Etat des lieux en France après 10 ans de dépistage auditif

Dr DURAND Catherine

Pédiatre, Coordination du Réseau périnatal des 2 Savoie (RP2S), Chambéry, Référente dépistage surdité auprès de l'URPHE (opérateur pour la Région Auvergne Rhône-Alpes), Vice-présidente de la FFADAN

État des lieux en France après 10 ans de dépistage auditif

En France, le dépistage néonatal biologique a fêté ses 50 ans en 2022, et le dépistage néonatal de la surdité a aujourd’hui 10 ans (cahier des charges national publié en novembre 2014).

Toutefois, les derniers indicateurs dont nous disposons sur le plan national, fournis par Santé publique France (SpF) portent sur les années 2015 et 2016 (1) , et l’absence de registre des enfants diagnostiqués sourds ne permet pas d’apprécier l’impact du dépistage pour ces enfants à l’échelle du territoire.

L’objectif de la présentation est de décrire la diversité et la complexité des organisations régionales actuelles et d’introduire les préconisations de la Fédération française des acteurs du dépistage auditif néonatal (FFADAN), en s’appuyant sur les données de l’enquête FFADAN 2022 (2) , de l’Enquête nationale périnatale (ENP) 2021 (3) , et le partage d’indicateurs régionaux.

En 2022, l’organisation du dépistage était confiée au Centre Régional de Dépistage Néonatal seul pour 29% des naissances, au réseau de périnatalité seul pour 7%, et l’organisation était mixte pour 61% des naissances.

Les buvards Guthrie étaient utilisés comme supports de traçabilité pour 87% des naissances, et 78% des données étaient traités via la plate-forme Vozanoo®.

Le dépistage concernait à la fois les atteintes bilatérales et unilatérales pour 52% des naissances.
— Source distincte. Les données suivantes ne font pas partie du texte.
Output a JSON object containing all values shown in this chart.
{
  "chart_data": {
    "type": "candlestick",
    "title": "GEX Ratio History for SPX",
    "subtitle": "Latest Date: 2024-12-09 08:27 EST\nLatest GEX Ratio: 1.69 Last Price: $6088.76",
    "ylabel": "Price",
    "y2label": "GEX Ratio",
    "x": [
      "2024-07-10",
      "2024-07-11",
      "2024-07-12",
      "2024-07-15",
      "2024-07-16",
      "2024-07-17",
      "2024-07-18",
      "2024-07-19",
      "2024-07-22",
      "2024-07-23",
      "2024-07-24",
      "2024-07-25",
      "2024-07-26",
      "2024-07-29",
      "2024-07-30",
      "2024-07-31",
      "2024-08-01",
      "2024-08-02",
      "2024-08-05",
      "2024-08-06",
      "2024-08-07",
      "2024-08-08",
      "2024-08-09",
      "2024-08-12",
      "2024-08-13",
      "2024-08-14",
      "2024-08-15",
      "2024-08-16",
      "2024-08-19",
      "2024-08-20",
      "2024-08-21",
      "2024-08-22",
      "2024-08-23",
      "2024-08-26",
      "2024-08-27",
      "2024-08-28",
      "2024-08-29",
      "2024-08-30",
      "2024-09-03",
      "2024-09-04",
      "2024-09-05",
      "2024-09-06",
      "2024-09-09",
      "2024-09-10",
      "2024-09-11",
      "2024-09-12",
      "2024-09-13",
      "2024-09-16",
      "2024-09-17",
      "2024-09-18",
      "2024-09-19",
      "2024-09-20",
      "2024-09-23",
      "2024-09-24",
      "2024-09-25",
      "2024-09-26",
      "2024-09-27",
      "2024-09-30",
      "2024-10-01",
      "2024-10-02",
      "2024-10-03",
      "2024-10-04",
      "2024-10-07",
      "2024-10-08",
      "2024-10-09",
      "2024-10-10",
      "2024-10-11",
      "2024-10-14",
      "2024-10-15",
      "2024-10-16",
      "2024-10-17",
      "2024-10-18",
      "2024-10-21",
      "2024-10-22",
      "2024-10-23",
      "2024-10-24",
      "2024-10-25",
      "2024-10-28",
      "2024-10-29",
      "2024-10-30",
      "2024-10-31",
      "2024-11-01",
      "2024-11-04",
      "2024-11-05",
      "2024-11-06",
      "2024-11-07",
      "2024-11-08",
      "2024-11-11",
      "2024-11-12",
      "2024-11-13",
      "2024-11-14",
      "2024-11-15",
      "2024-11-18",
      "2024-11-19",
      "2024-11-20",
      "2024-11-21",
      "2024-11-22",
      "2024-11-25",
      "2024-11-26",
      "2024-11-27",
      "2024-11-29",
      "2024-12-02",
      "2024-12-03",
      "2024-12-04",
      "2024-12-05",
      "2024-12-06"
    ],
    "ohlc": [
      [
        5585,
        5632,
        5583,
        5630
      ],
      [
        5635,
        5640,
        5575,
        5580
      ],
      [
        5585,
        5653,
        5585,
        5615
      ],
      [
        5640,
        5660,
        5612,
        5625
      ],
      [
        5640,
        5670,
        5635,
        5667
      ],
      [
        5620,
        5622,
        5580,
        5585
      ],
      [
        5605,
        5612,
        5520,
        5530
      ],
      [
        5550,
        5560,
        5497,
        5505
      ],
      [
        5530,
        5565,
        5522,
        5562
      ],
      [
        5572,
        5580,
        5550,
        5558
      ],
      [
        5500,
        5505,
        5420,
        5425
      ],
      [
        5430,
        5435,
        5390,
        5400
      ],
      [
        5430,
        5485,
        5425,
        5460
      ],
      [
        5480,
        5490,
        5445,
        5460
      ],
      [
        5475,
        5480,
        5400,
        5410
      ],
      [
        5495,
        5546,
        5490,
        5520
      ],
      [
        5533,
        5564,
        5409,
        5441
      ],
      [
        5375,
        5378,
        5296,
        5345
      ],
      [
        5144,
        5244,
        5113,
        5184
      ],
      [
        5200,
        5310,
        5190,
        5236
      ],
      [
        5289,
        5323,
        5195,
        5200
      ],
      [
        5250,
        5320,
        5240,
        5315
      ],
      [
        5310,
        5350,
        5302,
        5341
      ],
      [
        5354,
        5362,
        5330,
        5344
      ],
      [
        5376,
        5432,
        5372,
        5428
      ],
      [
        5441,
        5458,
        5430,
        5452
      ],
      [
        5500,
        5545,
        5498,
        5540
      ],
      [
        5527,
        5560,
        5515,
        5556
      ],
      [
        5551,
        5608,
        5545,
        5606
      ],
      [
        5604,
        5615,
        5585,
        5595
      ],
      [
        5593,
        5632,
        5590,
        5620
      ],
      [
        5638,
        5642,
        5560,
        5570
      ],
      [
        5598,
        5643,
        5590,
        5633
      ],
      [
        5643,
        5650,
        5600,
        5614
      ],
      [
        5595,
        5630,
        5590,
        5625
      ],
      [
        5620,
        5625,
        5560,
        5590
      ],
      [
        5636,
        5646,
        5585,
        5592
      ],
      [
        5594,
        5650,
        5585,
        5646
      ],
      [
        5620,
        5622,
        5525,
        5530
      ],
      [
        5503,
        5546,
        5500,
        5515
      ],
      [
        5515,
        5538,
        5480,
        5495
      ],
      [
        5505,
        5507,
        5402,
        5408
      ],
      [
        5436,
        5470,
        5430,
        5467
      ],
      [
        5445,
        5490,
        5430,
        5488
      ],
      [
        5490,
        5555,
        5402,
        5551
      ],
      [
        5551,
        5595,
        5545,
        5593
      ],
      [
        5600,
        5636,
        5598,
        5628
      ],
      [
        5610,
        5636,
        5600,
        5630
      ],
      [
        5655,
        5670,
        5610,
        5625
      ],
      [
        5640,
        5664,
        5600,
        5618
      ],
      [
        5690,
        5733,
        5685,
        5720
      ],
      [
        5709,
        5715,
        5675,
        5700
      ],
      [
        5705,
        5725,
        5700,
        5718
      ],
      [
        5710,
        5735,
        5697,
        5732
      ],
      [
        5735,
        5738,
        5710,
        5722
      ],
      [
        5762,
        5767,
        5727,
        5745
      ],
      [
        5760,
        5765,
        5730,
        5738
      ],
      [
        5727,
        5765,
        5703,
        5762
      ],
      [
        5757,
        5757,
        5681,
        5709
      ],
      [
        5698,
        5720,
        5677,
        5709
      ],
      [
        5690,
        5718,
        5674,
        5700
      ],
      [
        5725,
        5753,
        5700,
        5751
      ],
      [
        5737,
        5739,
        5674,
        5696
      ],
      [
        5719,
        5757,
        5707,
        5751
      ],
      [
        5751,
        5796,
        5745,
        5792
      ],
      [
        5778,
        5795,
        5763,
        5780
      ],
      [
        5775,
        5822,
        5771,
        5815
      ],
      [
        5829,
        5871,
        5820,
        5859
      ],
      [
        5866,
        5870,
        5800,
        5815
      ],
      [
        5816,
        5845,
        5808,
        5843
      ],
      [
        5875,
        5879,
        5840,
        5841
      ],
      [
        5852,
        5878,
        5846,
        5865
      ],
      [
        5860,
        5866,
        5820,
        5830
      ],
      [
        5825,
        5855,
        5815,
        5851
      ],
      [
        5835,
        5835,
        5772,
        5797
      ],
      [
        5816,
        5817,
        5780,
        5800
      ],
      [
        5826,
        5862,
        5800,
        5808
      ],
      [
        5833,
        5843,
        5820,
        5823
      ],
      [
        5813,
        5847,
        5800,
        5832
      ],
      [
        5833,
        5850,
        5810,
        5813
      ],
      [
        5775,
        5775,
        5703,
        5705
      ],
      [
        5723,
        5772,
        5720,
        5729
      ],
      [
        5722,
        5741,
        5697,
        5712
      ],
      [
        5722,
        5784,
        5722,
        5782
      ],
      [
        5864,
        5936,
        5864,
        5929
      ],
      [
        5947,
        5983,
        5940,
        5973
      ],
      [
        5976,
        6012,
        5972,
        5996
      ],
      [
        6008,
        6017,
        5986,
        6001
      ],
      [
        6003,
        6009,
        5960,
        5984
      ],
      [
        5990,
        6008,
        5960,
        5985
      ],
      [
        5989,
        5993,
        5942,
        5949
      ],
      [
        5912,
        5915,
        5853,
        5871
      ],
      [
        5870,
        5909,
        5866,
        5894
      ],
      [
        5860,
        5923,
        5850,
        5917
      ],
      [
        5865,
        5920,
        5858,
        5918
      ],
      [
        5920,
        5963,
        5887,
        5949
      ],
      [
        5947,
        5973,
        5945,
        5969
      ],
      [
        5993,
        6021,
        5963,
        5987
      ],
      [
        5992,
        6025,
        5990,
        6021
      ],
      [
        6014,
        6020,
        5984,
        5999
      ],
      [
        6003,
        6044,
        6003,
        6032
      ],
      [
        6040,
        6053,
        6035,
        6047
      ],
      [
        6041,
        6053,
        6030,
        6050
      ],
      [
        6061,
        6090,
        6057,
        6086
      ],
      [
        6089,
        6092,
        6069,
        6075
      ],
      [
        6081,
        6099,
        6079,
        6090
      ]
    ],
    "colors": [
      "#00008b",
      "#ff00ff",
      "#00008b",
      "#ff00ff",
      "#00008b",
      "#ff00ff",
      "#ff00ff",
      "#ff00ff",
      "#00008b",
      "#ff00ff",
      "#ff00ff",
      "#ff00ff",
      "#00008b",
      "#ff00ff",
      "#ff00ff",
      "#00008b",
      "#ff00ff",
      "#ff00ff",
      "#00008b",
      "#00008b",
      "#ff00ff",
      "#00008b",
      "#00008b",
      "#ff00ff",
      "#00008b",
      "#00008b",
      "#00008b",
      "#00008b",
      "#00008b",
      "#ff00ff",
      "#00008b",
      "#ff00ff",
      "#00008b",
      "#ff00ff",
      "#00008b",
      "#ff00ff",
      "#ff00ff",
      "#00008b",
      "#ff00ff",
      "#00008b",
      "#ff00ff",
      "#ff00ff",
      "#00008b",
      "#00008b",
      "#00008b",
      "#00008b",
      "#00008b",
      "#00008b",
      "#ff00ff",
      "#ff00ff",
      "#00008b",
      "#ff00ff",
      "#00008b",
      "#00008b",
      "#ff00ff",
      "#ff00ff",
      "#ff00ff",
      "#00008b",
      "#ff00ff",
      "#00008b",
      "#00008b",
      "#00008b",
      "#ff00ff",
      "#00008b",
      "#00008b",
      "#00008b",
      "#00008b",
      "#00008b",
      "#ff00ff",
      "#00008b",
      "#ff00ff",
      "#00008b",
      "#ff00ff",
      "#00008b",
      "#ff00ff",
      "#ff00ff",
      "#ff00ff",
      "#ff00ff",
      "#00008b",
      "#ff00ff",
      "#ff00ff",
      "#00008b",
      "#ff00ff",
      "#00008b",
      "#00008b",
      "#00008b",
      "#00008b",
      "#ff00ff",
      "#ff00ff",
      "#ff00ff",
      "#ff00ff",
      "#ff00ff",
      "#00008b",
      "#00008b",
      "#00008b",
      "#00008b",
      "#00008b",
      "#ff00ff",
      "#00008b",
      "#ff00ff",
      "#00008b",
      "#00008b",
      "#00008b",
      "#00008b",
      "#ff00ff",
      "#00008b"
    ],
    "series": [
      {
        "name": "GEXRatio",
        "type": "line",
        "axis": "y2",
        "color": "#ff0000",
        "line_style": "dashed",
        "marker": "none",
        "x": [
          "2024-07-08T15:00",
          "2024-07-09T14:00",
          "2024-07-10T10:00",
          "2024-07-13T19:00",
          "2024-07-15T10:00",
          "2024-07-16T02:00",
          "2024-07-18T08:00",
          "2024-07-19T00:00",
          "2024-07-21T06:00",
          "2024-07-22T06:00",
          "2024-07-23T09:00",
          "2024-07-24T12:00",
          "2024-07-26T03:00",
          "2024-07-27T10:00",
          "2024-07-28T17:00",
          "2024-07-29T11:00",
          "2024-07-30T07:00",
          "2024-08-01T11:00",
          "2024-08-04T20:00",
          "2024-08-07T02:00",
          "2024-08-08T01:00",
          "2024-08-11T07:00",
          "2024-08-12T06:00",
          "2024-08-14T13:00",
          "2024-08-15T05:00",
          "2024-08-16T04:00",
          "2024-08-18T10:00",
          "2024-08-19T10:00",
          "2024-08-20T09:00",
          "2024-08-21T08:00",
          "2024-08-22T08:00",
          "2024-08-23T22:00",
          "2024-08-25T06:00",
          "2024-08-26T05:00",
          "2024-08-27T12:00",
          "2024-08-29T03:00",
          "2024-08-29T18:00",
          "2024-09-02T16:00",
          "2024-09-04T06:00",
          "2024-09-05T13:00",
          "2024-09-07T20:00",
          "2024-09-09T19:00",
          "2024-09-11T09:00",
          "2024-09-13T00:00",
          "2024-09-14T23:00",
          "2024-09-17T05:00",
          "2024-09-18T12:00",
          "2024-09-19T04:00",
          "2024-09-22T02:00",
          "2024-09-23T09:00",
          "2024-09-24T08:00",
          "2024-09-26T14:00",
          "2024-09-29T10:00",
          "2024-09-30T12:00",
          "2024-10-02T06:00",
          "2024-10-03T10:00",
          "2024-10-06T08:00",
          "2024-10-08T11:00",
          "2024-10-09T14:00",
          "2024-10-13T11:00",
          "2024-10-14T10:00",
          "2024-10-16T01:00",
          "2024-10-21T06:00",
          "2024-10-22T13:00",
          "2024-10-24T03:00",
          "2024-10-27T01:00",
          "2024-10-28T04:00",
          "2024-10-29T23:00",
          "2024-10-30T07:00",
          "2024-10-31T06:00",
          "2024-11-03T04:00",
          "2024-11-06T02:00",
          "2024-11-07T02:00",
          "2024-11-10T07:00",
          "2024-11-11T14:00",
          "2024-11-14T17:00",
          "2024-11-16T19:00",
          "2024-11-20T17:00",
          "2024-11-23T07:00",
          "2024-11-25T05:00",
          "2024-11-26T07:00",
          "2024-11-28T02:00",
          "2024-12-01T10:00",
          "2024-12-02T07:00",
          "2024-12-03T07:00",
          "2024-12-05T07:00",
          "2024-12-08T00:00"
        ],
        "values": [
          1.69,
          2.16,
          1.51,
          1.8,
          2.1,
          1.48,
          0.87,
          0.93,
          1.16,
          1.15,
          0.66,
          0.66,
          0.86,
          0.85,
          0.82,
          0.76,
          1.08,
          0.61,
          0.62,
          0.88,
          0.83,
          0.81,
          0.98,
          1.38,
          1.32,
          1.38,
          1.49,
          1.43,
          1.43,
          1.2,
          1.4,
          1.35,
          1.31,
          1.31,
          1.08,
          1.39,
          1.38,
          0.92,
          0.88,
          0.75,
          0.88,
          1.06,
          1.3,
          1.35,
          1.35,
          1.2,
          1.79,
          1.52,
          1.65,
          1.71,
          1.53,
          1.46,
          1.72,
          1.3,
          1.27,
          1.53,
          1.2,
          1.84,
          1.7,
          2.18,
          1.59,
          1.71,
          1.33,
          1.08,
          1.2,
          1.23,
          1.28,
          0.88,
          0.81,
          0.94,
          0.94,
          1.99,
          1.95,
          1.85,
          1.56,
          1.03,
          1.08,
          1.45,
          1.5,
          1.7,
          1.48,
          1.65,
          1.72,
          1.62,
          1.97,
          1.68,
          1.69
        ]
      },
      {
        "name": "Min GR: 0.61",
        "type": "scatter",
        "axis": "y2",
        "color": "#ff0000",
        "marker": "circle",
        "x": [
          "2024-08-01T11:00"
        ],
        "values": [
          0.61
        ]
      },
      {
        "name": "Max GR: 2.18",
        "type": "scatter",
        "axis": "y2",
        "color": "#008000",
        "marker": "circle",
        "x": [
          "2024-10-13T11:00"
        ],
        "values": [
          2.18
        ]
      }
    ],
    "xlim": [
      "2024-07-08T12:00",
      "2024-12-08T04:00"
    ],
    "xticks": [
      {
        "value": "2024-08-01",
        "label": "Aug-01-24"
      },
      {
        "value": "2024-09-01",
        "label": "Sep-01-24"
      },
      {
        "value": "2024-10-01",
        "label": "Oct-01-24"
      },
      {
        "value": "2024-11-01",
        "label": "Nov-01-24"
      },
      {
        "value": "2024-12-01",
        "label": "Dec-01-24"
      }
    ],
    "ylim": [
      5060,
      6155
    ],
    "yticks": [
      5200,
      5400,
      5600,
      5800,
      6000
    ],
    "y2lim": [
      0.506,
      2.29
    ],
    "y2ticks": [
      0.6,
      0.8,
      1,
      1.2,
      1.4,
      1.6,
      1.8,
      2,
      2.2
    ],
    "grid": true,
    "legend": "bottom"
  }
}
Pour les ¾ des enfants suspects de surdité en sortie de maternité, les tests étaient non concluants de façon unilatérale.

Selon l’ENP, la séquence T1/T2 utilisait majoritairement OEA/OEA (44% des maternités), puis à égalité OEA/PEAA ou PEAA/PEAA (28% des maternités). 

La pratique d’un test automatisé ambulatoire différé (étape T3), organisée en France pour 83% des naissances, « normalise » selon les régions, entre 82 et 92% des tests non concluants en sortie de maternité. Ce test différé permet à la fois de diminuer le recours à l’étape diagnostique et de rattraper les dépistages non ou incomplètement effectuée. (4, 5, 6)

L’organisation du parcours diagnostique pour les enfants repérés par le dépistage n’est pas homogène sur le territoire. La surdité néonatale bilatérale concerne un peu plus d’un nouveau-né sur mille, et près de 2 ‰ avec la surdité unilatérale.

La présentation abordera la question des publics spécifiques, comme les enfants hospitalisés en néonatalogie, ou les naissances en contexte non conventionnel (non prises en compte par le législateur) (7) , et le sujet du consentement parental au dépistage.

Des données régionales récentes (Occitanie, Haute-Normandie, Auvergne Rhône-Alpes) montreront la bonne acceptation sociétale du dépistage (taux de refus ≤ 1‰, et exhaustivité >99,5%), mais aussi la nécessité d’améliorer les parcours et l’efficience, notamment pour la phase diagnostique post dépistage.

Les disparités et l’inégalité territoriale d’offre de soins pour les nouveau-nés en France et la diversité des solutions régionales soutiennent aujourd’hui un partage d’expérience pour progresser dans ce dépistage. Aussi, les acteurs du dépistage fédérés en association (8) ont émis des propositions de recommandations portant sur l’extension du dépistage aux surdités unilatérales, les outils du dépistage (PEAA versus OEA), la généralisation de l’étape T3, la prise en compte des naissances non suivies d’un séjour en établissement… (9)

Enfin, l’évaluation de ce programme de santé ne sera pas complète sans une évaluation du point de vue des usagers, parents d’enfants « bas risque » en maternité et parents d’enfants diagnostiqués sourds, évaluation qui reste aujourd’hui à mener.